Dr. Robert "Bob" McCarthy, a large animal surgical resident, echoes McKenzie’s sentiment. “I think it is important to understand that how we word things can change how it comes across to people and we don't get a chance to take it back. The modifications in communication will be beneficial to ensure that everyone feels heard and supported, and that's one of the most important parts of working in a team setting like veterinary medicine.”

In addition to fostering clear and open communication to help establish and reestablish the interpersonal relationships in the hospital, the curriculum teaches practical self-regulation and processing skills for veterinary professional to implement in their work. “I think that these training programs are important because they really drive home the fact that it is important to advocate for yourself. They give you different techniques to employ in varying situations because we are not always able to step away from a stressful situation and come back to it,” McCarthy said. “There are times when we are exhausted and we may be dealing with a difficult case or procedure that may not be going well and it's important to understand how to take five seconds to reorient your thoughts and to take a deep breath. We don't have the luxury of pausing and coming back to a strenuous procedure, but we do have the ability to change our mindset, and these training programs really help with that.” 

Sharing a laugh can help calm the nerves before a delicate procedure. Fourth-year veterinary student Jon Remy and Dr. Katja Duesterdieck-Zellmer.

Foreground: Dr. Robert "Bob" McCarthy and Dr. Katja Duesterdieck-Zellmer prepare an ultrasound probe that Duesterdieck-Zellmer will use to help guide her as she takes a fluid sample with a needle and syringe from a mass in a horse's abdominal cavity near the bladder and uterus. Background: Fourth-year veterinary students Erryn Smith, Emily Green and Jon Remy discuss the case.

Clear communication with the team is critical during a procedure. Dr. Katja Duesterdieck-Zellmer consults with Dr. Eleanor Anderson, imaging resident (second from right), while performing the ultrasound to determine optimum placement of the sampling needle. Dr. Zineb Kotbi, large animal clinical fellow (right) and veterinary students Emily Green (in green) and Shelby Hubick (in maroon) observe. 

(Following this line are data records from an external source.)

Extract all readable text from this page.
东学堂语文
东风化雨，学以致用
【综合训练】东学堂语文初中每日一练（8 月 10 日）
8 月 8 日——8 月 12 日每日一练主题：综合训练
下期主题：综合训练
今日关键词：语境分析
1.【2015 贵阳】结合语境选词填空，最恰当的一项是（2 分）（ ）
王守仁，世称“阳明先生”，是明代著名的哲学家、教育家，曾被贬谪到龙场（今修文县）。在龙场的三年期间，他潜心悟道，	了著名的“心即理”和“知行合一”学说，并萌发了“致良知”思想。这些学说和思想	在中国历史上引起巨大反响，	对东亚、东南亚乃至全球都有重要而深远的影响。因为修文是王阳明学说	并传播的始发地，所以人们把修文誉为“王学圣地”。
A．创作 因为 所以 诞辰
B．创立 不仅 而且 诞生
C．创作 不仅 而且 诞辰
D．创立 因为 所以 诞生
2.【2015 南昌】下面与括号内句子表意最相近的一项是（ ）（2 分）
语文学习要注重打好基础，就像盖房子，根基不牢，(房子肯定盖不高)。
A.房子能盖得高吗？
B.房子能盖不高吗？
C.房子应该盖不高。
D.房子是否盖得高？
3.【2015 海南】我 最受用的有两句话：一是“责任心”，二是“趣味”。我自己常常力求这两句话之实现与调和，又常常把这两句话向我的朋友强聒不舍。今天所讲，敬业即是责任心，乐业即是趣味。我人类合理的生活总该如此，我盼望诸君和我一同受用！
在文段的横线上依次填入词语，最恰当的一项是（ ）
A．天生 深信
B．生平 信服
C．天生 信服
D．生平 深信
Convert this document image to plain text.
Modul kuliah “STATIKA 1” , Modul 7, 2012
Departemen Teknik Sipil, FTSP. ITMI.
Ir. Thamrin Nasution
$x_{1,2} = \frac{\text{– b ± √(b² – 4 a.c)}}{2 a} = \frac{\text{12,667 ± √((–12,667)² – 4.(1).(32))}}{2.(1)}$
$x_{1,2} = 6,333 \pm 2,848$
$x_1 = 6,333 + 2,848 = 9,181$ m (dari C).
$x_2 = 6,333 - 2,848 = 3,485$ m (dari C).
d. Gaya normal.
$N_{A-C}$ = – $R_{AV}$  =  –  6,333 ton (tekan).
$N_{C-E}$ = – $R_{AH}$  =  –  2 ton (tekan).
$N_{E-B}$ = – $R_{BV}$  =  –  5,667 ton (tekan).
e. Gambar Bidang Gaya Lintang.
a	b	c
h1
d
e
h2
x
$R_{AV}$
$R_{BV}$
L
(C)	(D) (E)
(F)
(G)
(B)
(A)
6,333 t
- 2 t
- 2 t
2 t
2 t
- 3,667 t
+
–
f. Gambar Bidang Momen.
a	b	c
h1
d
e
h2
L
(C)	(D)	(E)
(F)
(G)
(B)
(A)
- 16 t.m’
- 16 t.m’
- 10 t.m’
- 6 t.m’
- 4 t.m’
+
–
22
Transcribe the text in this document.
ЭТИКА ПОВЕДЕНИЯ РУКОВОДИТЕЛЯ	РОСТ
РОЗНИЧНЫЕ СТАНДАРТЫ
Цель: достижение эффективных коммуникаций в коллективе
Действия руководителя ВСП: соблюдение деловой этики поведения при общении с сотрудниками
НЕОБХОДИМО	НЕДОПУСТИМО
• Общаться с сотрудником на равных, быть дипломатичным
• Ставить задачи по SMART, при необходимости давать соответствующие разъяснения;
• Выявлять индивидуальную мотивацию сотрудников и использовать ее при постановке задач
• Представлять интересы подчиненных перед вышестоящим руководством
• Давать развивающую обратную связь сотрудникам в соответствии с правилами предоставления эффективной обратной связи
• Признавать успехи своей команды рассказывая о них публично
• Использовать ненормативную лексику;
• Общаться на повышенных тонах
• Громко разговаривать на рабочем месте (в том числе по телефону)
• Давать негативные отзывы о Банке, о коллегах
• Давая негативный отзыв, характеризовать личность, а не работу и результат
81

For Duesterdieck-Zellmer, meditative practices that she learned in the training have become another tool in her surgical pack. Recently she was preparing for a surgery she hadn’t done before. “I am always nervous before surgeries,” she said. “I anticipated some difficulties and I was just really anxious, but I had five minutes, and I decided I'm going to my office and I'm going to meditate for five minutes. And that really helped me.” 

Dr. Thandeka Ngwenyama, a clinical assistant professor and emergency and critical care specialist, also found the modules helpful. “[You] learn vital life skills to navigate the stressors and challenges experienced by high performing individuals in a demanding profession; deliberate practice of resiliency activities can help mitigate burnout. Participants cultivate community, learn evidence-based strategies to navigate conflict, learn perspective taking, build emotional intelligence and learn structured communication tools.”

Duesterdieck-Zellmer hopes that there will be future opportunities for more colleagues to participate in the trainings and to continue opening up conversation and communication, so that no one feels they are carrying the burdens of the profession alone.  “I just hope that we all are more honest about veterinary medicine being a stressful profession and supporting each other.” 

“These trainings allow for a wider support system from within the hospital, and I think that is incredibly valuable,” McCarthy concurs.